Neuroblastoma is the most common solid extracranial tumor in childhood with a very heterogeneous behavior, ranging from spontaneous regression to very aggressive metastatic tumors. One of the most used prognostic factors to date is the amplification of the MYCN oncogene, which is indicative of low survival, Although, given the low survival of patients with aggressive versions of the disease, the identification of new expected factors and the development of therapeutic tools. Among the issues to be elucidated, is the possible implication of the so-called cancer stem cells at the origin and tumor progression. The objective of this doctoral thesis project has been to study the role of human kinase VRK1 in the most aggressive neuroblastomas, and its possible involvement in cancerous stem cell populations. To study the expression of said protein and its association with tumor malignancy, we make use of data from neuroblastoma tumors, human tumor samples and cell lines. Through different laboratory techniques, we have analyzed their expression, gene and protein, and studied their function, in addition to specifically silencing their expression to perform functional tests in vitro and in vivo in NB models.

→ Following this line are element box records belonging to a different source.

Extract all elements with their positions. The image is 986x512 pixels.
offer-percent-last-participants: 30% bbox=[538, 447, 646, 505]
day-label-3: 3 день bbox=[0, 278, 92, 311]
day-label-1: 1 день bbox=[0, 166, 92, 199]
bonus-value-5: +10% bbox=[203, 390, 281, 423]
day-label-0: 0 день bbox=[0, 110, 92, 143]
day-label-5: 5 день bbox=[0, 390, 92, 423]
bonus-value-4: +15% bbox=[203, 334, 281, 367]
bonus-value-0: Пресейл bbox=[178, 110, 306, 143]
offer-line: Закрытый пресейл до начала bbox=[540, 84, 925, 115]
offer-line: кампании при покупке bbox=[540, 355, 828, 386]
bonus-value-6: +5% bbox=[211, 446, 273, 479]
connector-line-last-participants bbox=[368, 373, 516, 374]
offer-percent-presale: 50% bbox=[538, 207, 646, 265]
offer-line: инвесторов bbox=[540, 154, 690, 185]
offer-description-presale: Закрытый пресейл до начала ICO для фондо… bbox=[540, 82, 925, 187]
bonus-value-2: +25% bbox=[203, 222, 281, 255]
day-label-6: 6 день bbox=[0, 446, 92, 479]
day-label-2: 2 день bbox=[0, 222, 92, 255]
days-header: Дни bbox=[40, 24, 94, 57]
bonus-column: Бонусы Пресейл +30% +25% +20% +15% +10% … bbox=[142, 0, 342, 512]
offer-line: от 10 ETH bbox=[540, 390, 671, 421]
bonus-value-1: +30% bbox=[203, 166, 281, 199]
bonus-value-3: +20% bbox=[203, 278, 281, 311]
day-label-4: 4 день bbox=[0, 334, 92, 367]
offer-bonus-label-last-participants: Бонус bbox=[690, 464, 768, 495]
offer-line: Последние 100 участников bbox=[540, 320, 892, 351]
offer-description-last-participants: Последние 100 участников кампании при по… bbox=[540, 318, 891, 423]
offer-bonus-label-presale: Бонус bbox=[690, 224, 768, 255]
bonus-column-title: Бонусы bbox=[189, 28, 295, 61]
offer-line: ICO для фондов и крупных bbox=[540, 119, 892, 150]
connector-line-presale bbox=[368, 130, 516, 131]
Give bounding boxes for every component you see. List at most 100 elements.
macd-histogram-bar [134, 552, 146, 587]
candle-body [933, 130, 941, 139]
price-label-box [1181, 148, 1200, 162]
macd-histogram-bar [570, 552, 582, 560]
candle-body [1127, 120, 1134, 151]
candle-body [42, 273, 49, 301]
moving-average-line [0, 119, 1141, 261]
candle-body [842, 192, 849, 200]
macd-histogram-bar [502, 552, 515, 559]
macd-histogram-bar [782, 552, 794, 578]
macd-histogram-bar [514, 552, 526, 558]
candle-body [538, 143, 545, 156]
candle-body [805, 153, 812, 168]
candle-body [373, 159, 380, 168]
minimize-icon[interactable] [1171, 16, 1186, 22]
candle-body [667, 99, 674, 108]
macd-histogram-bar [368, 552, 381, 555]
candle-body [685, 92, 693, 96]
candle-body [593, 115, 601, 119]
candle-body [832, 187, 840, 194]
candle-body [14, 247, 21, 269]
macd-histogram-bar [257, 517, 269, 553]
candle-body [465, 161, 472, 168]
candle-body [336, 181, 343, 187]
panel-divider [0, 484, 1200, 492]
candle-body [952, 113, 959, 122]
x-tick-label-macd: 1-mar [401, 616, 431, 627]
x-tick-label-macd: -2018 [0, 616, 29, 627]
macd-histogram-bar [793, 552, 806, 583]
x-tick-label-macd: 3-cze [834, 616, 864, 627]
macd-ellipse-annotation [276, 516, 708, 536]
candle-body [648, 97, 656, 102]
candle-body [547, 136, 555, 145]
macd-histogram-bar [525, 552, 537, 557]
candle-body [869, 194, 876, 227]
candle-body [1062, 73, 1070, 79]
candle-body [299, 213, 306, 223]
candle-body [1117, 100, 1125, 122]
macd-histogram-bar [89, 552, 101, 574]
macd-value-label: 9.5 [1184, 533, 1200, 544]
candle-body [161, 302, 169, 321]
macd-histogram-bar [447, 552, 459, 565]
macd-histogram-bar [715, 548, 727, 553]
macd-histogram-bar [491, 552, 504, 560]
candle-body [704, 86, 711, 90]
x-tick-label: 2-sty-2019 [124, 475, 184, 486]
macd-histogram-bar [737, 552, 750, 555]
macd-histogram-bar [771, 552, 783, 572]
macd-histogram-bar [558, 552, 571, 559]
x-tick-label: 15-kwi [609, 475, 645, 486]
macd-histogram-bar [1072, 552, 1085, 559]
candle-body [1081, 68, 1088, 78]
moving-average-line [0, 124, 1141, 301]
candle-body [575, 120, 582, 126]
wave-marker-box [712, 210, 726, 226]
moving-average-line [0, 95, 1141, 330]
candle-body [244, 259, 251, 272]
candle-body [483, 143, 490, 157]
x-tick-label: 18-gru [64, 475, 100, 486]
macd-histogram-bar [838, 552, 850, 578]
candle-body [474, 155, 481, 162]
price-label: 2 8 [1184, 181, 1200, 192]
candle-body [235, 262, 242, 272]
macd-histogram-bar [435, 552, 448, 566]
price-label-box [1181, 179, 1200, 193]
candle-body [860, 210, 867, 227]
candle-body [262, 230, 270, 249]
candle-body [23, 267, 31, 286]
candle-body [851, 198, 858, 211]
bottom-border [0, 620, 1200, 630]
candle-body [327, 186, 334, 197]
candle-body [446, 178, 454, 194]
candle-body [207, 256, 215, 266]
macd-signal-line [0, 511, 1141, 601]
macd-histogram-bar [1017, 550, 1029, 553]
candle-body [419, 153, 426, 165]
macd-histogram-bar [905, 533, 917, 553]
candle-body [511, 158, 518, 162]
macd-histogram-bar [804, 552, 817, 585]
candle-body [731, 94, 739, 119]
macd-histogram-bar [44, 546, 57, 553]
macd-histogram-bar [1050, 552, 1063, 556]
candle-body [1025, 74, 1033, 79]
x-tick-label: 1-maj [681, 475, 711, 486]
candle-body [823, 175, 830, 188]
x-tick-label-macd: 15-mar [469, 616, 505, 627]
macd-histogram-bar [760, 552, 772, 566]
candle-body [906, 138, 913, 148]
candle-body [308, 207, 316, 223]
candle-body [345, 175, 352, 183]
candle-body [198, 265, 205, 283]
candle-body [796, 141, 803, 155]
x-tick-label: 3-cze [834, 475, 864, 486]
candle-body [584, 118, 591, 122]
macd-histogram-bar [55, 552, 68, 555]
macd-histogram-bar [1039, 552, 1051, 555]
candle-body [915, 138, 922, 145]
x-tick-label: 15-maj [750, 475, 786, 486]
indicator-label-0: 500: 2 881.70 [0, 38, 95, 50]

The results indicate that the VRK1 protein is highly expressed in the most aggressive neuroblastoma tumors, having predictive value even in nonamplified MYCN tumors. We have also analyzed the expression of this protein in neuroblastoma progenitor cells and have found a relationship between VRK1 and proliferation in this type of cell population. In addition, a reduction in the expression of this kinase in cancer cells causes a stop in the cell cycle, greater differentiation and sensitivity to treatment. We believe that the work presented here lays the groundwork for a more detailed study on a possible new therapeutic use in this complicated childhood cancer.